Publication: Haemophilia; 2023 June
Abstract: Never in history has haemophilia research generated so many therapeutic innovations. Beyond the prevention of bleeding complications, these new treatment options should fundamentally change the lives of those who face this disease. Haemophilia is defined as a partial or complete deficiency of coagulation factor VIII (FVIII) or IX (FIX). These deficiencies are responsible for haemorrhagic manifestations with predilection for muscles and joints. In patients with complete or near-complete deficiency, these haemorrhages occur spontaneously. Intra-articular bleeding episodes result in painful and disabling joint destruction.
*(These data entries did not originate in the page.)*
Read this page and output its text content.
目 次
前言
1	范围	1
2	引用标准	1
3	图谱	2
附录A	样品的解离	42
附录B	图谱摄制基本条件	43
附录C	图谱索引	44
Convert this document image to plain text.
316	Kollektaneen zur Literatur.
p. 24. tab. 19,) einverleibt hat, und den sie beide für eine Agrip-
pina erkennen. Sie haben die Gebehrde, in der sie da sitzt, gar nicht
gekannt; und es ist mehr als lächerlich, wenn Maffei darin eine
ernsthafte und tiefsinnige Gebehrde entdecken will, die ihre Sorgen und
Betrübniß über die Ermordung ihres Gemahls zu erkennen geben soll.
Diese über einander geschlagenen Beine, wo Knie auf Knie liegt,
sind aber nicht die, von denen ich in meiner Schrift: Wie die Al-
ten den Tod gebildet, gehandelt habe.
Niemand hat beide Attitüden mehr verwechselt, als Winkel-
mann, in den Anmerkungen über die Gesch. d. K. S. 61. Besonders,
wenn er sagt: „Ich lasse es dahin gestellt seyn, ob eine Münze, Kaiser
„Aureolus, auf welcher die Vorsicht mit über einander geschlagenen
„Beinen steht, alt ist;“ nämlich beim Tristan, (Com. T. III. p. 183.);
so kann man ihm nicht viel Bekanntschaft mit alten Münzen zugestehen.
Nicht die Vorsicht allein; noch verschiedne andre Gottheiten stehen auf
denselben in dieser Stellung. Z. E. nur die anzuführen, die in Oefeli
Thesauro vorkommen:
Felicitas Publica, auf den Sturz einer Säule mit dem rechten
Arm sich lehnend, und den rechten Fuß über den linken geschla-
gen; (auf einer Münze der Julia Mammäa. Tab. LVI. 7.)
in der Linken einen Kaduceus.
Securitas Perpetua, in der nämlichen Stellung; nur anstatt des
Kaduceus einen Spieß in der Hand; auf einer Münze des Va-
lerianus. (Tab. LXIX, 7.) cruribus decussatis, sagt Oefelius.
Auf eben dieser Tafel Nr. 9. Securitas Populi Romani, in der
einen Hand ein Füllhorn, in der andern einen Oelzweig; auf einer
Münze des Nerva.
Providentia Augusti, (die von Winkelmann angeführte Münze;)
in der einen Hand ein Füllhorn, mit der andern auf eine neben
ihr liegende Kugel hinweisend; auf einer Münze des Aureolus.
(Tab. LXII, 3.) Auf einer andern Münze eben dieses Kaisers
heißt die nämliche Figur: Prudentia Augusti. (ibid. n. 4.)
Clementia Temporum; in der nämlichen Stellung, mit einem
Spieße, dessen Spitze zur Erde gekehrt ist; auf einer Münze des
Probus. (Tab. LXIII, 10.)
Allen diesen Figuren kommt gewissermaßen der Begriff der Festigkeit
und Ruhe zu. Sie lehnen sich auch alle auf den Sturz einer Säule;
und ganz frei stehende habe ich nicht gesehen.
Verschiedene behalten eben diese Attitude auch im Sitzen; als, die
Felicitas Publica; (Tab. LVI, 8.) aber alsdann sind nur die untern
With minimal or no treatment, morbidity and mortality are high. The classic treatment for haemophilia is the provision of intravenous FVIII or FIX replacement therapy. The aim is to permanently maintain a minimum amount of FVIII or FIX in the blood, thus preventing spontaneous bleeding complications. The standard half-life of these clotting factors, the need to administer them intravenously on a recurrent basis and their immunogenicity are all obstacles and constraints associated with replacement therapy. Subclinical bleeding at low trough levels has been underappreciated despite conclusive evidence published in the Joint Outcome Study in 2007.